Continuare a "lavorare" in queste condizioni non è più possibile, non ha più un senso. Rinunciare al nostro incarico ci permetterebbe, invece, di compiere l’ultimo atto politico della nostra amministrazione: quello di pretendere il rispetto della legge e la convocazione di nuove elezioni entro sei mesi. La legge istitutiva del 2003 (l. 286, 2003, art. 8, comma 4) recita testualmente: "Quando il numero dei membri del Comitato si riduce a meno della metà, esso è sciolto dall’autorità consolare, che indice nuove elezioni da svolgere entro sei mesi dalla data di scioglimento". E proprio questo esigeremo a partire dalla presentazione delle nostre dimissioni.

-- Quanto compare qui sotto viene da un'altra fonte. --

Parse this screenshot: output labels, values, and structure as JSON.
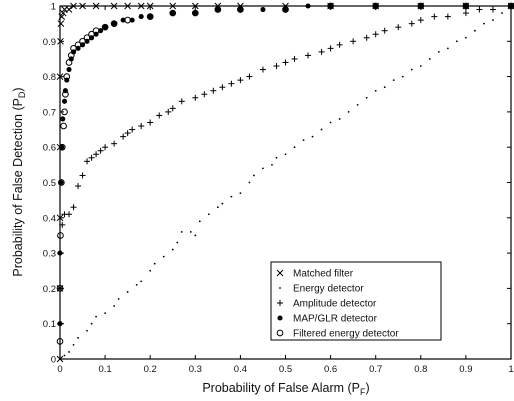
{
  "chart_data": {
    "type": "scatter",
    "title": "",
    "xlabel": {
      "main": "Probability of False Alarm (P",
      "sub": "F",
      "end": ")"
    },
    "ylabel": {
      "main": "Probability of False Detection (P",
      "sub": "D",
      "end": ")"
    },
    "xlim": [
      0,
      1
    ],
    "ylim": [
      0,
      1
    ],
    "grid": false,
    "legend_position": "bottom-right",
    "x_ticks": [
      {
        "v": 0,
        "label": "0"
      },
      {
        "v": 0.1,
        "label": "0.1"
      },
      {
        "v": 0.2,
        "label": "0.2"
      },
      {
        "v": 0.3,
        "label": "0.3"
      },
      {
        "v": 0.4,
        "label": "0.4"
      },
      {
        "v": 0.5,
        "label": "0.5"
      },
      {
        "v": 0.6,
        "label": "0.6"
      },
      {
        "v": 0.7,
        "label": "0.7"
      },
      {
        "v": 0.8,
        "label": "0.8"
      },
      {
        "v": 0.9,
        "label": "0.9"
      },
      {
        "v": 1,
        "label": "1"
      }
    ],
    "y_ticks": [
      {
        "v": 0,
        "label": "0"
      },
      {
        "v": 0.1,
        "label": "0.1"
      },
      {
        "v": 0.2,
        "label": "0.2"
      },
      {
        "v": 0.3,
        "label": "0.3"
      },
      {
        "v": 0.4,
        "label": "0.4"
      },
      {
        "v": 0.5,
        "label": "0.5"
      },
      {
        "v": 0.6,
        "label": "0.6"
      },
      {
        "v": 0.7,
        "label": "0.7"
      },
      {
        "v": 0.8,
        "label": "0.8"
      },
      {
        "v": 0.9,
        "label": "0.9"
      },
      {
        "v": 1,
        "label": "1"
      }
    ],
    "series": [
      {
        "name": "Matched filter",
        "marker": "x",
        "points": [
          [
            0.0,
            0.0
          ],
          [
            0.0,
            0.2
          ],
          [
            0.0,
            0.4
          ],
          [
            0.0,
            0.6
          ],
          [
            0.0,
            0.8
          ],
          [
            0.001,
            0.9
          ],
          [
            0.002,
            0.95
          ],
          [
            0.004,
            0.97
          ],
          [
            0.007,
            0.98
          ],
          [
            0.01,
            0.99
          ],
          [
            0.02,
            0.99
          ],
          [
            0.03,
            1.0
          ],
          [
            0.05,
            1.0
          ],
          [
            0.08,
            1.0
          ],
          [
            0.12,
            1.0
          ],
          [
            0.15,
            1.0
          ],
          [
            0.18,
            1.0
          ],
          [
            0.2,
            1.0
          ],
          [
            0.25,
            1.0
          ],
          [
            0.3,
            1.0
          ],
          [
            0.35,
            1.0
          ],
          [
            0.4,
            1.0
          ],
          [
            0.5,
            1.0
          ],
          [
            0.6,
            1.0
          ],
          [
            0.7,
            1.0
          ],
          [
            0.8,
            1.0
          ],
          [
            0.9,
            1.0
          ],
          [
            1.0,
            1.0
          ]
        ]
      },
      {
        "name": "Energy detector",
        "marker": "dot",
        "points": [
          [
            0.0,
            0.0
          ],
          [
            0.01,
            0.01
          ],
          [
            0.02,
            0.02
          ],
          [
            0.03,
            0.04
          ],
          [
            0.04,
            0.06
          ],
          [
            0.06,
            0.08
          ],
          [
            0.07,
            0.1
          ],
          [
            0.08,
            0.12
          ],
          [
            0.1,
            0.13
          ],
          [
            0.12,
            0.15
          ],
          [
            0.13,
            0.17
          ],
          [
            0.15,
            0.19
          ],
          [
            0.17,
            0.21
          ],
          [
            0.18,
            0.22
          ],
          [
            0.2,
            0.25
          ],
          [
            0.21,
            0.27
          ],
          [
            0.23,
            0.29
          ],
          [
            0.25,
            0.31
          ],
          [
            0.26,
            0.33
          ],
          [
            0.27,
            0.36
          ],
          [
            0.29,
            0.36
          ],
          [
            0.3,
            0.35
          ],
          [
            0.31,
            0.39
          ],
          [
            0.33,
            0.41
          ],
          [
            0.35,
            0.43
          ],
          [
            0.36,
            0.44
          ],
          [
            0.38,
            0.46
          ],
          [
            0.4,
            0.47
          ],
          [
            0.42,
            0.5
          ],
          [
            0.43,
            0.52
          ],
          [
            0.45,
            0.54
          ],
          [
            0.47,
            0.55
          ],
          [
            0.48,
            0.57
          ],
          [
            0.5,
            0.58
          ],
          [
            0.52,
            0.6
          ],
          [
            0.54,
            0.62
          ],
          [
            0.56,
            0.63
          ],
          [
            0.58,
            0.65
          ],
          [
            0.6,
            0.67
          ],
          [
            0.62,
            0.68
          ],
          [
            0.64,
            0.7
          ],
          [
            0.66,
            0.72
          ],
          [
            0.68,
            0.74
          ],
          [
            0.7,
            0.76
          ],
          [
            0.72,
            0.77
          ],
          [
            0.74,
            0.79
          ],
          [
            0.76,
            0.8
          ],
          [
            0.78,
            0.82
          ],
          [
            0.8,
            0.83
          ],
          [
            0.82,
            0.85
          ],
          [
            0.84,
            0.87
          ],
          [
            0.86,
            0.88
          ],
          [
            0.88,
            0.9
          ],
          [
            0.9,
            0.91
          ],
          [
            0.92,
            0.93
          ],
          [
            0.94,
            0.95
          ],
          [
            0.96,
            0.96
          ],
          [
            0.98,
            0.98
          ],
          [
            1.0,
            1.0
          ]
        ]
      },
      {
        "name": "Amplitude detector",
        "marker": "plus",
        "points": [
          [
            0.0,
            0.1
          ],
          [
            0.0,
            0.2
          ],
          [
            0.0,
            0.3
          ],
          [
            0.005,
            0.38
          ],
          [
            0.01,
            0.41
          ],
          [
            0.02,
            0.41
          ],
          [
            0.03,
            0.43
          ],
          [
            0.04,
            0.49
          ],
          [
            0.05,
            0.52
          ],
          [
            0.06,
            0.56
          ],
          [
            0.07,
            0.57
          ],
          [
            0.08,
            0.58
          ],
          [
            0.09,
            0.59
          ],
          [
            0.1,
            0.6
          ],
          [
            0.12,
            0.61
          ],
          [
            0.14,
            0.63
          ],
          [
            0.15,
            0.64
          ],
          [
            0.16,
            0.65
          ],
          [
            0.18,
            0.66
          ],
          [
            0.2,
            0.67
          ],
          [
            0.22,
            0.69
          ],
          [
            0.24,
            0.7
          ],
          [
            0.25,
            0.71
          ],
          [
            0.27,
            0.73
          ],
          [
            0.3,
            0.74
          ],
          [
            0.32,
            0.75
          ],
          [
            0.34,
            0.76
          ],
          [
            0.36,
            0.77
          ],
          [
            0.38,
            0.78
          ],
          [
            0.4,
            0.79
          ],
          [
            0.42,
            0.8
          ],
          [
            0.45,
            0.82
          ],
          [
            0.48,
            0.83
          ],
          [
            0.5,
            0.84
          ],
          [
            0.52,
            0.85
          ],
          [
            0.55,
            0.86
          ],
          [
            0.58,
            0.87
          ],
          [
            0.6,
            0.88
          ],
          [
            0.62,
            0.89
          ],
          [
            0.65,
            0.9
          ],
          [
            0.68,
            0.91
          ],
          [
            0.7,
            0.92
          ],
          [
            0.72,
            0.93
          ],
          [
            0.75,
            0.94
          ],
          [
            0.78,
            0.95
          ],
          [
            0.8,
            0.96
          ],
          [
            0.83,
            0.97
          ],
          [
            0.86,
            0.97
          ],
          [
            0.9,
            0.98
          ],
          [
            0.93,
            0.99
          ],
          [
            0.96,
            0.99
          ],
          [
            1.0,
            1.0
          ]
        ]
      },
      {
        "name": "MAP/GLR detector",
        "marker": "filled-circle",
        "points": [
          [
            0.0,
            0.1
          ],
          [
            0.0,
            0.3
          ],
          [
            0.002,
            0.5
          ],
          [
            0.004,
            0.6
          ],
          [
            0.006,
            0.68
          ],
          [
            0.01,
            0.73
          ],
          [
            0.012,
            0.76
          ],
          [
            0.015,
            0.79
          ],
          [
            0.02,
            0.82
          ],
          [
            0.025,
            0.85
          ],
          [
            0.03,
            0.87
          ],
          [
            0.04,
            0.88
          ],
          [
            0.05,
            0.89
          ],
          [
            0.06,
            0.9
          ],
          [
            0.07,
            0.91
          ],
          [
            0.08,
            0.92
          ],
          [
            0.09,
            0.93
          ],
          [
            0.1,
            0.94
          ],
          [
            0.12,
            0.95
          ],
          [
            0.14,
            0.96
          ],
          [
            0.16,
            0.96
          ],
          [
            0.18,
            0.97
          ],
          [
            0.2,
            0.97
          ],
          [
            0.25,
            0.98
          ],
          [
            0.3,
            0.98
          ],
          [
            0.35,
            0.99
          ],
          [
            0.4,
            0.99
          ],
          [
            0.45,
            0.99
          ],
          [
            0.5,
            0.99
          ],
          [
            0.55,
            1.0
          ],
          [
            0.6,
            1.0
          ],
          [
            0.7,
            1.0
          ],
          [
            0.8,
            1.0
          ],
          [
            0.9,
            1.0
          ],
          [
            1.0,
            1.0
          ]
        ]
      },
      {
        "name": "Filtered energy detector",
        "marker": "open-circle",
        "points": [
          [
            0.0,
            0.05
          ],
          [
            0.0,
            0.2
          ],
          [
            0.001,
            0.35
          ],
          [
            0.003,
            0.5
          ],
          [
            0.005,
            0.6
          ],
          [
            0.008,
            0.66
          ],
          [
            0.01,
            0.7
          ],
          [
            0.012,
            0.75
          ],
          [
            0.015,
            0.8
          ],
          [
            0.02,
            0.84
          ],
          [
            0.025,
            0.86
          ],
          [
            0.03,
            0.88
          ],
          [
            0.04,
            0.89
          ],
          [
            0.05,
            0.9
          ],
          [
            0.06,
            0.91
          ],
          [
            0.07,
            0.92
          ],
          [
            0.08,
            0.93
          ],
          [
            0.1,
            0.94
          ],
          [
            0.12,
            0.95
          ],
          [
            0.15,
            0.96
          ],
          [
            0.2,
            0.97
          ],
          [
            0.25,
            0.98
          ],
          [
            0.3,
            0.98
          ],
          [
            0.35,
            0.99
          ],
          [
            0.4,
            0.99
          ],
          [
            0.5,
            0.99
          ],
          [
            0.6,
            1.0
          ],
          [
            0.7,
            1.0
          ],
          [
            0.8,
            1.0
          ],
          [
            0.9,
            1.0
          ],
          [
            1.0,
            1.0
          ]
        ]
      }
    ],
    "legend": [
      {
        "name": "Matched filter",
        "marker": "x"
      },
      {
        "name": "Energy detector",
        "marker": "dot"
      },
      {
        "name": "Amplitude detector",
        "marker": "plus"
      },
      {
        "name": "MAP/GLR detector",
        "marker": "filled-circle"
      },
      {
        "name": "Filtered energy detector",
        "marker": "open-circle"
      }
    ]
  }
}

Per tutte queste ragioni, vi invito, senza remore, a votare compatti una mozione di dimissioni del Comites del Messico, a partire dalla data odierna, 21 febbraio 2014, e a portare avanti, davanti alla nostra autorità consolare, la battaglia sacrosanta per il rispetto della legge, esigendo l’indizione delle elezioni per il nuovo consiglio entro e non oltre il sesto mese dalla presentazione della nostra rinuncia e il conseguente scioglimento del Comites. Come già accaduto in altre occasioni, altri Comites, nel mondo, seguiranno il nostro esempio. È potremmo dire, con soddisfazione, di avere svolto il nostro ruolo politico fino in fondo.

In vista delle elezioni promesse per novembre di quest’anno, il nostro potrebbe essere un gesto importante.